View Full Version : GOP's: I, P, and B frames explained...
I noticed some confusion about B frames, so I thought I would write down a quick explaination of an MPEG "GOP", or, "Group Of Pictures", as explained to me by a professor
GOP - Begins with an "I" frame, followed usually by a number of "P"
and "B" frames (divx5 only uses B frames I believe)
- each GOP is independant: all frames needed for predictions are
contained within each GOP
- GOP's can be as small as a single I frame, or as large as
desired, but usually no more than 15 frames in length.
- the longer the GOP, the more efficient, but less rubust the
coding
I frame - "Intra-coded" frames : average 7:1 reduction.

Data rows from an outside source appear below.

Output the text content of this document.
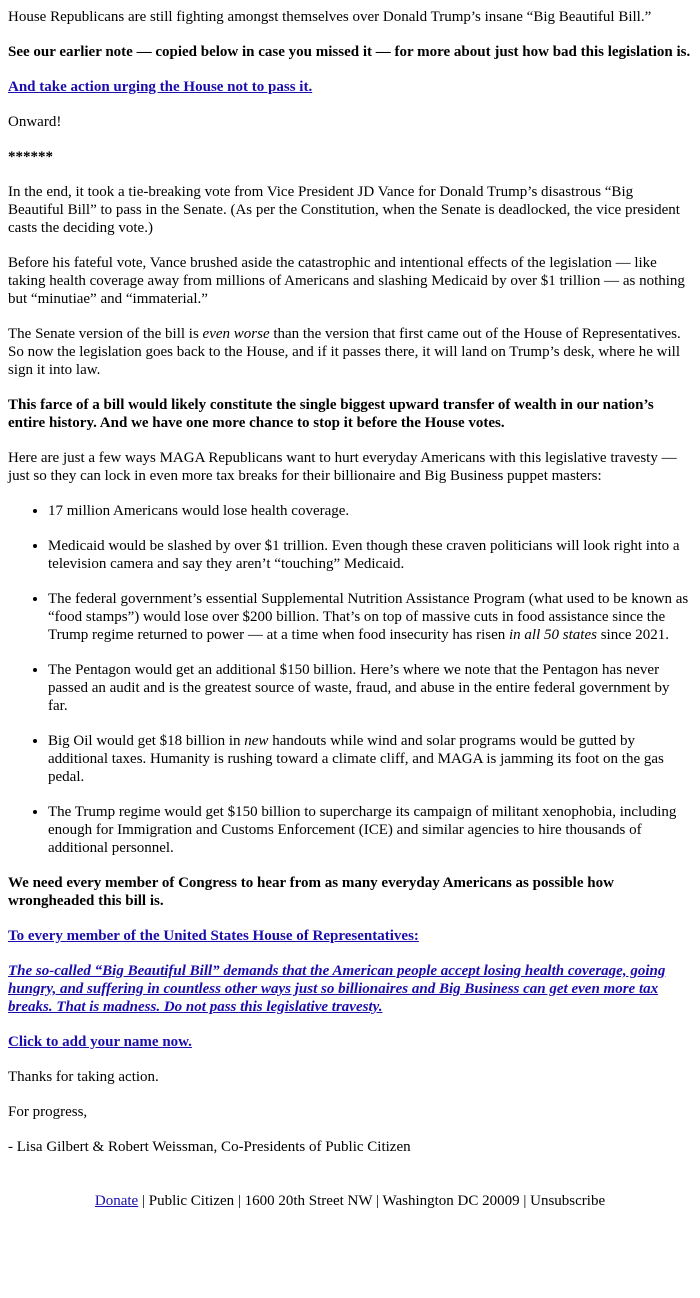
House Republicans are still fighting amongst themselves over Donald Trump’s insane “Big Beautiful Bill.”

See our earlier note — copied below in case you missed it — for more about just how bad this legislation is.

And take action urging the House not to pass it.

Onward!

******

In the end, it took a tie-breaking vote from Vice President JD Vance for Donald Trump’s disastrous “Big Beautiful Bill” to pass in the Senate. (As per the Constitution, when the Senate is deadlocked, the vice president casts the deciding vote.)

Before his fateful vote, Vance brushed aside the catastrophic and intentional effects of the legislation — like taking health coverage away from millions of Americans and slashing Medicaid by over $1 trillion — as nothing but “minutiae” and “immaterial.”

The Senate version of the bill is even worse than the version that first came out of the House of Representatives. So now the legislation goes back to the House, and if it passes there, it will land on Trump’s desk, where he will sign it into law.

This farce of a bill would likely constitute the single biggest upward transfer of wealth in our nation’s entire history. And we have one more chance to stop it before the House votes.

Here are just a few ways MAGA Republicans want to hurt everyday Americans with this legislative travesty — just so they can lock in even more tax breaks for their billionaire and Big Business puppet masters:

• 17 million Americans would lose health coverage.
• Medicaid would be slashed by over $1 trillion. Even though these craven politicians will look right into a television camera and say they aren’t “touching” Medicaid.
• The federal government’s essential Supplemental Nutrition Assistance Program (what used to be known as “food stamps”) would lose over $200 billion. That’s on top of massive cuts in food assistance since the Trump regime returned to power — at a time when food insecurity has risen in all 50 states since 2021.
• The Pentagon would get an additional $150 billion. Here’s where we note that the Pentagon has never passed an audit and is the greatest source of waste, fraud, and abuse in the entire federal government by far.
• Big Oil would get $18 billion in new handouts while wind and solar programs would be gutted by additional taxes. Humanity is rushing toward a climate cliff, and MAGA is jamming its foot on the gas pedal.
• The Trump regime would get $150 billion to supercharge its campaign of militant xenophobia, including enough for Immigration and Customs Enforcement (ICE) and similar agencies to hire thousands of additional personnel.

We need every member of Congress to hear from as many everyday Americans as possible how wrongheaded this bill is.

To every member of the United States House of Representatives:

The so-called “Big Beautiful Bill” demands that the American people accept losing health coverage, going hungry, and suffering in countless other ways just so billionaires and Big Business can get even more tax breaks. That is madness. Do not pass this legislative travesty.

Click to add your name now.

Thanks for taking action.

For progress,

- Lisa Gilbert & Robert Weissman, Co-Presidents of Public Citizen

Donate | Public Citizen | 1600 20th Street NW | Washington DC 20009 | Unsubscribe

- like JPEG, every video frame is broken into blocks of 8x8
pixels of Y, R-Y, and B-Y (although, I am not sure how
this "1/4 pixels" divx5 has plays into all this)
- blocks are grouped into "macroblocks" of 16x16
- macroblocks are grouped horizontally into slices which
have similar average block levels.
- multiple slices form a frame, and these frames are the
resulting "I" frames.
P frame - P frames are predicted based on prior I or P frames plus
the addition of data for changed macroblocks.

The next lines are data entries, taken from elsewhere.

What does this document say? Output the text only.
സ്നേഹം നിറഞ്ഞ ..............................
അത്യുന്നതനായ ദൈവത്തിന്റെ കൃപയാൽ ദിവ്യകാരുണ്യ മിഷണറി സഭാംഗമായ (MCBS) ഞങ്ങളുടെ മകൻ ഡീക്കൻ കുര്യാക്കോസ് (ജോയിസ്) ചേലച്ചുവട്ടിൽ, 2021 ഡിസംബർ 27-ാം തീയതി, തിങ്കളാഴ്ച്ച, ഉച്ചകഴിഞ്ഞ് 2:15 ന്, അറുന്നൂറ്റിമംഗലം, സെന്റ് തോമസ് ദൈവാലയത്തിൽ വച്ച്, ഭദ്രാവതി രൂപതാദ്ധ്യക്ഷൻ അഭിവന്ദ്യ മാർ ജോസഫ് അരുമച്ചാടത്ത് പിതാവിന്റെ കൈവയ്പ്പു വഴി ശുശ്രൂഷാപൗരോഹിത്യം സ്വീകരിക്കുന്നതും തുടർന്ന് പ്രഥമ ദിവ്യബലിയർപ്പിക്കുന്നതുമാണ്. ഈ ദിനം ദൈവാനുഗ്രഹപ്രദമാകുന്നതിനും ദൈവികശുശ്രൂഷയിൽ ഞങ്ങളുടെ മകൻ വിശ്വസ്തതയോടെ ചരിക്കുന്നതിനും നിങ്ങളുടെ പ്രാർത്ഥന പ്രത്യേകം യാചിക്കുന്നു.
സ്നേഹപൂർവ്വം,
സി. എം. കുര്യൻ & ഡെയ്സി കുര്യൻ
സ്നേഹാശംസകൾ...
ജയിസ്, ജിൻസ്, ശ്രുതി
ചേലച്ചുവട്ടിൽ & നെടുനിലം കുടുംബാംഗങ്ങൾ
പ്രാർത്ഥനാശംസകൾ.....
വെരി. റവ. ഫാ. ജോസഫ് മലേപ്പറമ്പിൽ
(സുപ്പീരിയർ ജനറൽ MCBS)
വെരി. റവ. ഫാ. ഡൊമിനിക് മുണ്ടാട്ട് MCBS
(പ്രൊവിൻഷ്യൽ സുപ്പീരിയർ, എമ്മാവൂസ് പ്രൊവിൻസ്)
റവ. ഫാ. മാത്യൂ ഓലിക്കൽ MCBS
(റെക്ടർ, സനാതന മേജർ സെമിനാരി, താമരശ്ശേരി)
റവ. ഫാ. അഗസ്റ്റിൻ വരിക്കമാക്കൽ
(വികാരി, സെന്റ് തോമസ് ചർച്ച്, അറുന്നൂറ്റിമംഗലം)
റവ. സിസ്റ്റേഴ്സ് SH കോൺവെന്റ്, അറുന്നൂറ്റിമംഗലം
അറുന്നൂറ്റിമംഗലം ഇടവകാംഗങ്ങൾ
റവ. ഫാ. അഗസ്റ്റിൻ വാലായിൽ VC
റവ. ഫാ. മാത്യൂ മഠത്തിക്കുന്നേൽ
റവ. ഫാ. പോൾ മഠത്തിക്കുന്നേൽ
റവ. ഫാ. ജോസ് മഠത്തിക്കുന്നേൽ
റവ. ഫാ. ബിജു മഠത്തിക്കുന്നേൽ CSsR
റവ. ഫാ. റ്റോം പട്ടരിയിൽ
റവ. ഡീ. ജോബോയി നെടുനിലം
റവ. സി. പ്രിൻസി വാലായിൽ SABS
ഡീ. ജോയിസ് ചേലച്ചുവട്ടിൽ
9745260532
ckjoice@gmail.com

- average about 20:1 reduction, or about half the size of I
frames
- I don't think divx5 uses these, MPEG2 does though.
B frame - Bidirectionally predicted frames based on appearance and
positions of past and future frames macroblocks.
- B frames require less data than P frames, averaging about
50:1 reduction.
- B frames require more decoder buffer memory because 2
frames are compared during the reconstruction process.
- B frames also require manipulation of the coding order:
frames moving from the coder to the decoder are NOT in
presentation sequence.
basically, the the B frame will say something like "this frame is the same as the GOP's "I" frame except this one part, I will only contain the data needed to encode this one part, and combine it with the info from the I frame", in laymen's terms of course. This give DivX5 it's optimal reduction capability.
This also means of course, that your P3500 media box in you living room might struggle with decoding a high rate D5 encode (not sure about that, but D5 is a more intense encoding/decoding process, but DVD's use I, P, and B frames, sooooooo...
Oh, BTW, in MPEG2 at least, a GOP order is always IPBBPBBPBBIPBBPBB etc etc. (pending on your GOP size), but it is always 1 I, 1 P, and 2 B's, then you can stack more groups of "PBB"'s in that one GOP if needed (usually up to 15 total frames.
Note: this has no role in 'fps' rates...
Acaila
6th March 2002, 21:56
Thank you for that very good explanation about GOP's. I might even use it in a FAQ someday :)
One thing though:
DivX5 doesn't use only B-frames, it uses P-frames as well like its predecessor. Contrary to MPEG2, DivX5 uses a "PB" sequence chain instead of "PBB". The latter would result in better compression, but the way I understand it the avi format won't work correctly with more that one sequential B-frame.
Still, using "PB" instead of only P-frames results in a serious size decrease already, so it was definately worth it.
ahh, didn't know that P frames are used too...
you know what, I was thinking of 3.1 alpha, doesn't that only use I frames??
I never even used 4.XX before, went straight from 3 to 5...
GAteKeeper
7th March 2002, 05:24
To be entirely accurate it uses "BP" grouping (i.e. frame n is B and frame n+1 is P) but it appears as "PB" because you cant decode a frame until the frames it predicted off are decoded.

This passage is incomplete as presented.